In any case. I think adding a new document while not touching the others should not trigger search reindex of each page of that particular document type. It is like reindexing (the search piece, not the actual indexes) of the whole document type with each new document, absolutely insane if we have not modified anything.

I have checked the ID numbers of the pages and indeed are for old pages of old documents.

@roberto.rosario any posibility of this issue being addressed?

I think i have provided more than enough information to prove that the problem is well beyond the scope of what you have responded. But if you think anything else is missing from my tests and report please let me know.

Thank you for this thread, @talbottech! I’ve got exactly the same problem, down to the number of documents (1.5k with ~17k pages). Just to be clear, for us, 1.5k is simply a testing run, the real amount of documents in production is expected to be magnitudes higher.

I’ve run into this problem on an updated installation (4.3 → 4.4), and just to be on the safe side, 3 days ago I did a clean 4.4.6 Docker install (no cabinets, no indices, no tags, no workflows, one default document type), and the search queue is still sitting at 600.000+ messages.

I’ve tried increasing the search chunk size, I’ve tried “spinning up” (starting, really) additional B and A workers just for the search queue. The servers we’re testing on both have a 100GB SSD; one is 6 cores, 12 GB RAM, the other is 12 cores, 24 GB RAM. In both cases, Mayan’s shitting into the search queue like there’s no tomorrow.

Adding resources doesn’t seem to help–Mayan simply starts spamming the queue faster.

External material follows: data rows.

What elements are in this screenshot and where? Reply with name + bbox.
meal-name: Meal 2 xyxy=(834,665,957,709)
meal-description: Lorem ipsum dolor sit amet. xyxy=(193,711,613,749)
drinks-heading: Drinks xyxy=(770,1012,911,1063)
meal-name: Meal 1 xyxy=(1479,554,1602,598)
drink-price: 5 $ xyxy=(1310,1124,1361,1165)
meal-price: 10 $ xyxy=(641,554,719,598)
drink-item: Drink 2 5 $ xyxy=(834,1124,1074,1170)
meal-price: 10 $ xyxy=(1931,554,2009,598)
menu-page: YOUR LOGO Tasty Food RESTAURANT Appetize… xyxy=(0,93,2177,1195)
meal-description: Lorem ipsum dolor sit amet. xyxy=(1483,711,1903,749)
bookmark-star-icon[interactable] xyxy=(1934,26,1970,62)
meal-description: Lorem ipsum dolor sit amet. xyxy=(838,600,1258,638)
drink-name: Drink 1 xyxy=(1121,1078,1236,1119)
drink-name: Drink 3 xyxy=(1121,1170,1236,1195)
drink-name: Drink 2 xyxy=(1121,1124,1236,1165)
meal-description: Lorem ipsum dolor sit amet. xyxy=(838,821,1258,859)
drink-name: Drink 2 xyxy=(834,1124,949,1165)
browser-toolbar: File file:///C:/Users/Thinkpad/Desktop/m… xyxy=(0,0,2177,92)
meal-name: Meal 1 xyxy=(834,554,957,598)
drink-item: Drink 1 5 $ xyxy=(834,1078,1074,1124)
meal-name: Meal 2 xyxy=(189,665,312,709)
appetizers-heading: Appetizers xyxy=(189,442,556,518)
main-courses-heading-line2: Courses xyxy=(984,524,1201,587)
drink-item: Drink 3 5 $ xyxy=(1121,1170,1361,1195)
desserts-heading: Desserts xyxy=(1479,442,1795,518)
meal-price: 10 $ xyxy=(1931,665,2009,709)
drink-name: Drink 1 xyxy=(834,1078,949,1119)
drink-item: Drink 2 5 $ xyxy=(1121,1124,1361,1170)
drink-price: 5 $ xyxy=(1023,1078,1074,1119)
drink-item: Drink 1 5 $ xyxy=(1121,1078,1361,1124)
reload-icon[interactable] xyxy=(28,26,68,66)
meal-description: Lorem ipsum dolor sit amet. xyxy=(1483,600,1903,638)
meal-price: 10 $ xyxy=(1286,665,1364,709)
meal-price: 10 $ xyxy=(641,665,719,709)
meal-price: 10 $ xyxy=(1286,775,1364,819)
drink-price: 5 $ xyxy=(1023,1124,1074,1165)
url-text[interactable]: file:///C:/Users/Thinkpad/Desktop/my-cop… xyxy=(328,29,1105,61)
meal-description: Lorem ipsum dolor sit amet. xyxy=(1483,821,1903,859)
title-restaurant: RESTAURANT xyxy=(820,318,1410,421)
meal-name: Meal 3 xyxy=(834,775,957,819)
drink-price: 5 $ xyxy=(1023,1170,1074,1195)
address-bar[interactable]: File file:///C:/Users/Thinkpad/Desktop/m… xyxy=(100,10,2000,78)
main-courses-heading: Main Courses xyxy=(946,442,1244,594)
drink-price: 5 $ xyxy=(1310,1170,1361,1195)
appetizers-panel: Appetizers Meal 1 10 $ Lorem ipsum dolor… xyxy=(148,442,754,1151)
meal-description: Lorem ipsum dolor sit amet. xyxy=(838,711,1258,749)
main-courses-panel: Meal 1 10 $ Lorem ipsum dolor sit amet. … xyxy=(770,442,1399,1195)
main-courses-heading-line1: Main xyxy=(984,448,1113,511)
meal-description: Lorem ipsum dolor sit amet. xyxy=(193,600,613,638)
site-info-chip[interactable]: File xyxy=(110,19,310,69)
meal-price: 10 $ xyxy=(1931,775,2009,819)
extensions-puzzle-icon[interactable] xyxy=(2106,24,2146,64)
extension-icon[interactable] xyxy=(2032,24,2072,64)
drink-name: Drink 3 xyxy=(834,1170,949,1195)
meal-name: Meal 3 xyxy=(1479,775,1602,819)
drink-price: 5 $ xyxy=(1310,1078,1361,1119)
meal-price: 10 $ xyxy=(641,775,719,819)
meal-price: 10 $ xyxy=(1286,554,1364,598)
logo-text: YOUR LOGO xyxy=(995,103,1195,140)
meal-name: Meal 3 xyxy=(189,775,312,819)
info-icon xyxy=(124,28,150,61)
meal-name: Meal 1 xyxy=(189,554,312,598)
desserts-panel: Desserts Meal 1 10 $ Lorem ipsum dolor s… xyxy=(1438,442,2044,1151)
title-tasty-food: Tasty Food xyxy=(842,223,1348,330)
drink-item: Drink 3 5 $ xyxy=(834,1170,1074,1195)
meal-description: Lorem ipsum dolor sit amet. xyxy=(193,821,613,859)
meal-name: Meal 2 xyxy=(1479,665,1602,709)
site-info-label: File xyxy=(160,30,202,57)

To make matters worse, this seems to be an old problem:

(notice how the thread starts with the high CPU load, but then moves to “just like in the above thread I have the search queue eating up all my resources endless”)

Some other guy having pretty much the same problem:

@roberto.rosario, you’re saying “it is getting addressed,” but the reality is, current version of the system is completely unusable. Well, maybe it is–for a hundred documents or so. Are you doing any QA? How could this slip through?

Honestly, I’m completely flabbergasted and after months of working with Mayan will probably be recommending to my organization that we try something else.